Water companies to be probed over sewage discharges into rivers

Water companies in England and Wales are to be investigated by regulators after admitting they could be breaching permits on sewage discharges into rivers and watercourses.

The Environment Agency and Ofwat said they had launched a “major” investigation to look at the scale of non-compliance at more than 2,000 sewage treatment works owned by the 10 large water and sewage companies in England and Wales, including Southern Water and Thames Water. Fines can be up to 10 per cent of annual turnover for civil cases, or unlimited in criminal proceedings.

Water permits set out that companies have to treat water to a certain minimum level before it can be released into storm tanks and then into the environment. However, the Environment Agency, the environmental regulator, said that water companies had told it that this may not be happening.

In addition, although they are permitted to discharge some untreated sewage into rivers via storm overflows when it rains, they are prohibited from making “dry spills” of untreated sewage when there is no rainfall.

“Several water companies have now revealed that many of their sewage treatment works may not be compliant,” the Environment Agency said. “This would mean that water companies are in breach of their permits and failing to meet their legal duties.”
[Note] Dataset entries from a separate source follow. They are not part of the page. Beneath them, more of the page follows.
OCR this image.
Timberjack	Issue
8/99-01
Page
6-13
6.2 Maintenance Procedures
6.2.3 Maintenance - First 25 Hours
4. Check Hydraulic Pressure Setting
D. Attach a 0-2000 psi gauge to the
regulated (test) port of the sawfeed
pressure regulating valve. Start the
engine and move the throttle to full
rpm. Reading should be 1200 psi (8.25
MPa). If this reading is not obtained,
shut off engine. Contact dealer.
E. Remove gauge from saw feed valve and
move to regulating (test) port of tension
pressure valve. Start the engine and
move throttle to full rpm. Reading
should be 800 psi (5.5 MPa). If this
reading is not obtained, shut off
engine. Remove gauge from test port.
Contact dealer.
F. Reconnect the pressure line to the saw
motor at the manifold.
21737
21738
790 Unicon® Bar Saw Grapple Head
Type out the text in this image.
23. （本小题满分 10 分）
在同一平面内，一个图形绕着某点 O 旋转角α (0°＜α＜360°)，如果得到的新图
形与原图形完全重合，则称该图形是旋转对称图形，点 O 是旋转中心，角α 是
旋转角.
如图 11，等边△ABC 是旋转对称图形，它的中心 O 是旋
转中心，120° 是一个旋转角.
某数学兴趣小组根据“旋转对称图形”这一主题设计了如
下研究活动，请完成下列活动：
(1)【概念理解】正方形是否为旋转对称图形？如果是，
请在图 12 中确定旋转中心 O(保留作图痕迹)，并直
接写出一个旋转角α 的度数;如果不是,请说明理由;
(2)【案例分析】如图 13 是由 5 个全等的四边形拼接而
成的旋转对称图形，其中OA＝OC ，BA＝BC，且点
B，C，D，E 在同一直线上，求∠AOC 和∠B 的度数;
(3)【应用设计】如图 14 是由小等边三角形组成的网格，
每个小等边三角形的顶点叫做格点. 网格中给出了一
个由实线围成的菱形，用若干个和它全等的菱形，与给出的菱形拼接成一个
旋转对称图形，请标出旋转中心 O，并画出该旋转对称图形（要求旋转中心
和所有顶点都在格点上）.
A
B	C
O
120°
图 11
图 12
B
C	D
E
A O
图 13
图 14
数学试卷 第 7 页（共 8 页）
The regulators’ decision follows recent analysis of Thames Water’s data by Peter Hammond, a former professor of computational biology at University College London and a member of the Windrush Against Sewage Pollution campaign group. His research, published by the Financial Times, suggested that 95 per cent of dry and early sewage spills goes unrecorded.

Water companies have since 2009 been responsible for monitoring and reporting their own sewage outflows although two recent court cases against Thames and Southern have revealed that those companies deliberately breached legal limits in order to save money.

The Environment Agency has already launched another investigation into Southern Water to cover pollution incidents since 2015.

The accuracy of reporting on discharges has increased since the Environment Agency started to require the installation of monitors so that the frequency and duration of sewage spills can be recorded. More than 12,000 of England’s 15,000 storm overflows now have monitors, with the remainder due to be completed by the end of 2023.

However, Emma Howard Boyd, chair of the Environment Agency, noted that it is “only now, just before new monitors are installed, [that] companies [have] reported concerns over potential problems.”

“This is a major issue of public trust,” she said, adding that more attention should be paid to the directors of water companies that were guilty of repeated breaches of environmental law. They should “be struck off and in the most grievous cases given custodial sentences.”

Despite a record £90m fine against Southern Water earlier this year in a case described by the judge as demonstrating “a shocking and wholesale disregard for the environment” and for “human health”, the number of prosecutions against water companies has been falling.

The decline in prosecutions comes despite Environment Agency figures showing that just 14 per cent of England’s rivers met the minimum “good or better” ecological status in 2019.

David Black, interim chief executive of financial regulator Ofwat, said it was looking at the “management and corporate behaviours of companies”. He said that Ofwat had asked them to “explain how environmental performance and compliance with obligations has been taken into account when deciding on paying out dividends and executive bonuses”.

Water UK, which represents the industry, said companies had been “investing heavily” to modernise sewage monitoring. “Where the data identifies any problems, then action must be taken to address them,” it said.